Statistics and Data Science seminars: Prof Duncan Lee (University of Glasgow)

A spatial autoregressive random forest algorithm for small-area spatial prediction


Event details

In spatial areal unit data with missing or suppressed values, it is desirable to create models that are able to predict observations that are not available. Typically, statistical spatial smoothing models fitted in a Bayesian hierarchical framework are used for this purpose, which capture any unexplained residual spatial autocorrelation in the data through conditional autoregressive (CAR) or spatial autoregressive (SAR) priors applied to a set of random effects. In contrast, typical machine learning approaches such as random forests or neural networks ignore this residual autocorrelation, and instead base predictions on complex non-linear feature-target relationships. In this paper we propose SPAR-Forest, a novel spatial prediction algorithm that fuses random forests with spatial smoothing models.
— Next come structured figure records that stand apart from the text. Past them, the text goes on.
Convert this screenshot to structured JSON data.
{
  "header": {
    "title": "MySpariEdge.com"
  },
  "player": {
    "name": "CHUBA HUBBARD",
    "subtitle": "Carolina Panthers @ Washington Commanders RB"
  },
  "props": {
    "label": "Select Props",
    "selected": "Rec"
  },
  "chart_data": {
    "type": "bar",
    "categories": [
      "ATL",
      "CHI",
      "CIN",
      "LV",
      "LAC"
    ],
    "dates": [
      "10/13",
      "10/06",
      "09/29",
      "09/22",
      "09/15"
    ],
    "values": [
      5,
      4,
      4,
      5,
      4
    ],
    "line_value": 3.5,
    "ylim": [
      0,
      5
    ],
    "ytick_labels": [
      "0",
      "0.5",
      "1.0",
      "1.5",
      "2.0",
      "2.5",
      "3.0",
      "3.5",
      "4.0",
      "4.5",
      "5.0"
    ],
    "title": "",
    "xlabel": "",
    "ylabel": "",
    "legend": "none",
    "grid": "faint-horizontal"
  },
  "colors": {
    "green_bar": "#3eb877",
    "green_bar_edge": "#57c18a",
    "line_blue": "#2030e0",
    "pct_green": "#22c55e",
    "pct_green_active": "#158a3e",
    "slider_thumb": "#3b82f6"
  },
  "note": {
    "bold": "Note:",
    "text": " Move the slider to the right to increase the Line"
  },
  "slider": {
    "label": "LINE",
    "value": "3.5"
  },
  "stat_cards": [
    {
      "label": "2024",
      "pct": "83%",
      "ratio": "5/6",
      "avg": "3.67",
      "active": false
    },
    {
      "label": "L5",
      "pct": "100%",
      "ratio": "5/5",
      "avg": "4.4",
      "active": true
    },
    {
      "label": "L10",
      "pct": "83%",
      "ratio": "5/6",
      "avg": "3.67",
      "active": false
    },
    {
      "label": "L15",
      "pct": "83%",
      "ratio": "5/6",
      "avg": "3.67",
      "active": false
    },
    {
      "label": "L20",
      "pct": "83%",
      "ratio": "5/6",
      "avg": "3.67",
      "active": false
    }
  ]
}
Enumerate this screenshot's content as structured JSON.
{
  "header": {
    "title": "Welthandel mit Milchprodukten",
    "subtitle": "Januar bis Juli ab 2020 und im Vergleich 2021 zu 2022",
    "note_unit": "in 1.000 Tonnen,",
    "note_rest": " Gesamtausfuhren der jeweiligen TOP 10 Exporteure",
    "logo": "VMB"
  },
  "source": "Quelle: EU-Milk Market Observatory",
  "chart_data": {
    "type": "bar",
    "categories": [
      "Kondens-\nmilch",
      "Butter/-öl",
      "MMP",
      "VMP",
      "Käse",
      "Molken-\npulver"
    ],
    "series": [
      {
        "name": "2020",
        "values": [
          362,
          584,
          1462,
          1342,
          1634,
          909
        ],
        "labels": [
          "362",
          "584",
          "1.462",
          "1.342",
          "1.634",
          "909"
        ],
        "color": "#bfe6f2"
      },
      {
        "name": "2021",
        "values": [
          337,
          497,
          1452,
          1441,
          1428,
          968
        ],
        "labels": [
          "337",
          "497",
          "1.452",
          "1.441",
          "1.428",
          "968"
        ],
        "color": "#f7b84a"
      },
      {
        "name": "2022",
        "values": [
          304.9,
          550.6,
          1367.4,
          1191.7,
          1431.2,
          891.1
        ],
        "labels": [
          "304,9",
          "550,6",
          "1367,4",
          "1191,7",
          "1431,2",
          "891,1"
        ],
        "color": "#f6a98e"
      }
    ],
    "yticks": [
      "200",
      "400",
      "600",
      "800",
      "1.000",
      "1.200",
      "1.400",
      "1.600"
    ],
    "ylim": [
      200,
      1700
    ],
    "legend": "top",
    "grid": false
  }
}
By iteratively refitting a random forest combined with a Bayesian CAR or SAR model in one algorithm, SPAR-Forest can incorporate flexible feature-target relationships while still accounting for the residual spatial autocorrelation. Our results, based on a Scottish property price data set and multiple simulated data sets, show that SPAR-Forest outperforms Bayesian CAR / SAR models, random forests, and state-of-the-art hybrid approaches including geographical random forests, providing a state-of-the-art framework for small-area spatial prediction.